Мадемуазель, почему ваш стакан виски до сих пор полон? Вы что, не изучили план эвакуации в этом забытом богом месте? Вы надеетесь, что отсюда можно сбежать? здесь ведь даже нет ни одного вокзала или аэропорта, что уж говорить о кассах предварительной продажи билетов. Мадемуазель, вы, ей-богу, смешны. Вы похожи на на маленького нахохлившегося совёнка. Будто вам никого не хотелось поцеловать уже года эдак два. А вчера порезали язык о половинку невкусного леденца. На ваших пальцах нет ни одного кольца - только царапины, нет, ну как так можно, в вашем-то прекрасном возрасте. Мадемуазель, почему вы плачете? вы надеетесь, что этим людям вокруг на вас не наплевать? вы думаете, это даст вам что-то, кроме слегка покрасневших век? Или вы считаете, что солёный виски вкуснее? Даже мексиканцы запивают свою кактусовую отраву напитком поприятнее. По крайней мере, по цвету больше подошёл бы к вашим волосам. Мадемуазель, куда вы всё время смотрите? Там за окном унылый пейзаж, он того не стоит. Одна сплошная пыльная пустыня, и даже та одинокая белая гора не красит горизонта. К ней уже давным давно никто не ходит, да и... Мадемуазель, постойте, куда же вы уходите, погодите, я ж ещё не сказал вам самого главного, пожалуйста, не уходите, далась вам эта гора, да куда же вы, стойте, стойте, куда же вы...
"Мадемуазель, я в Вас безумно влюблён. В тот самый первый вечер, то есть миг, то есть не первый, а... Тьфу ты."
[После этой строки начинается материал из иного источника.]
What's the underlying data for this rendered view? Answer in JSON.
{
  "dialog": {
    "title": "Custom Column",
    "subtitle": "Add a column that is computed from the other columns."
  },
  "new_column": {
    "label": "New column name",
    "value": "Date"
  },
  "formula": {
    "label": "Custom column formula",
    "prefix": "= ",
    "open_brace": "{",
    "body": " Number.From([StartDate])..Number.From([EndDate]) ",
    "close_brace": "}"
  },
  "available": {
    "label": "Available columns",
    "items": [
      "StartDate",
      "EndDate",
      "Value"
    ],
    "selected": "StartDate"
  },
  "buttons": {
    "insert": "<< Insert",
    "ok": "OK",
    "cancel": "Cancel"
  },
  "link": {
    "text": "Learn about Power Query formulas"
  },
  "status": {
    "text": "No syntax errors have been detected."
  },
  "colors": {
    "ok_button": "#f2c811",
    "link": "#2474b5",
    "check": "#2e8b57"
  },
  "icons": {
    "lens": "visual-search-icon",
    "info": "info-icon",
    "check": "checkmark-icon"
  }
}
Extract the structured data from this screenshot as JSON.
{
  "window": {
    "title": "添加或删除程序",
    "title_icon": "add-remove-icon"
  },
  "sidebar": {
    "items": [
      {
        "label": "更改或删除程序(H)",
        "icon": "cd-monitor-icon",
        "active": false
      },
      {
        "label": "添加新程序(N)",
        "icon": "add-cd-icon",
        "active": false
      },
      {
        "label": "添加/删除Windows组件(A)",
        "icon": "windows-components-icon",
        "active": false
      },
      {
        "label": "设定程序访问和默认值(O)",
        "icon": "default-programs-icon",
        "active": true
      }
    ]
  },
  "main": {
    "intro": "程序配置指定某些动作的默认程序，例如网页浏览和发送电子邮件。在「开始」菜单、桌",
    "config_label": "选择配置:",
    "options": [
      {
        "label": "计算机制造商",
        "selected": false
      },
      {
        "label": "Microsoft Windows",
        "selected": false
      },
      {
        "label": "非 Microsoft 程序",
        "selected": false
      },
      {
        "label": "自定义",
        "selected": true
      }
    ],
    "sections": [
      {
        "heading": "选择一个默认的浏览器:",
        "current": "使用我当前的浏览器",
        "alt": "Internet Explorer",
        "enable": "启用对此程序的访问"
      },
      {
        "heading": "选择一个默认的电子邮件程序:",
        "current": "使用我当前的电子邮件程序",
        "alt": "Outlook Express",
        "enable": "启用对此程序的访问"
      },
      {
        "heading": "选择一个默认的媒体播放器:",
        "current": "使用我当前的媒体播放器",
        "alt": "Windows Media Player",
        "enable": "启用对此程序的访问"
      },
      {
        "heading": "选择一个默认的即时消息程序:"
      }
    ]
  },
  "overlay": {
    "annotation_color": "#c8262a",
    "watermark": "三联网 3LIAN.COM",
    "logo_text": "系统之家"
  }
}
Ты знаешь, что однажды придёшь на какую-нибудь скалу – она обязательно будет белой, с плоской колючей вершиной, а внизу – обрыв, какой любили рисовать в 18 веке. Ветер там завывает так, что сил не остаётся ни на одну из мыслей. Облака – как ты всё время пытался нарисовать в рыжем блокноте, но так и не получилось, теперь уже поздно – вон они, настоящие, прямо совсем рядом, кажется, только встань на цыпочки, и сразу дотянешься. Пальцы дрожат так, что можно подумать, будто ты никогда раньше не ходила на цыпочках по белому обрыву. Ты каждый раз оттягиваешь этот момент, разрываешься на части рвёшься на море, рассказываешь, что черепахи с гигантскими ластами тебя привлекают больше, чем ветер в нестриженных уже целую вечность волосах. Или что готическая европейская архитектура завораживает куда сильнее, чем где-то далеко затерявшаяся скала – попробуй, найди её ещё, попробуй доберись до вершины, попробуй не смалодушничай в последний момент – стоит ли оно того, оценит ли кто, не забудет ли даже первый встречный через два дня. Тебя не мучает совесть из-за бесконечных отсрочек всего лишь потому, что ты знаешь, что рано или поздно ты возьмёшь одну-две самые важные для тебя вещи – не дай б-г это окажется какой-нибудь чепуховый пустяк кем-то давно подаренный – оставишь всё остальное без сожаления и обязательно придёшь туда. Ты потому и живёшь вечно – каждый день, как звук порвавшейся струны – что надеешься на очередную ничего не меняющую отсрочку, боясь признаться, что можешь давать их сам себе одну за другой до бесконечности.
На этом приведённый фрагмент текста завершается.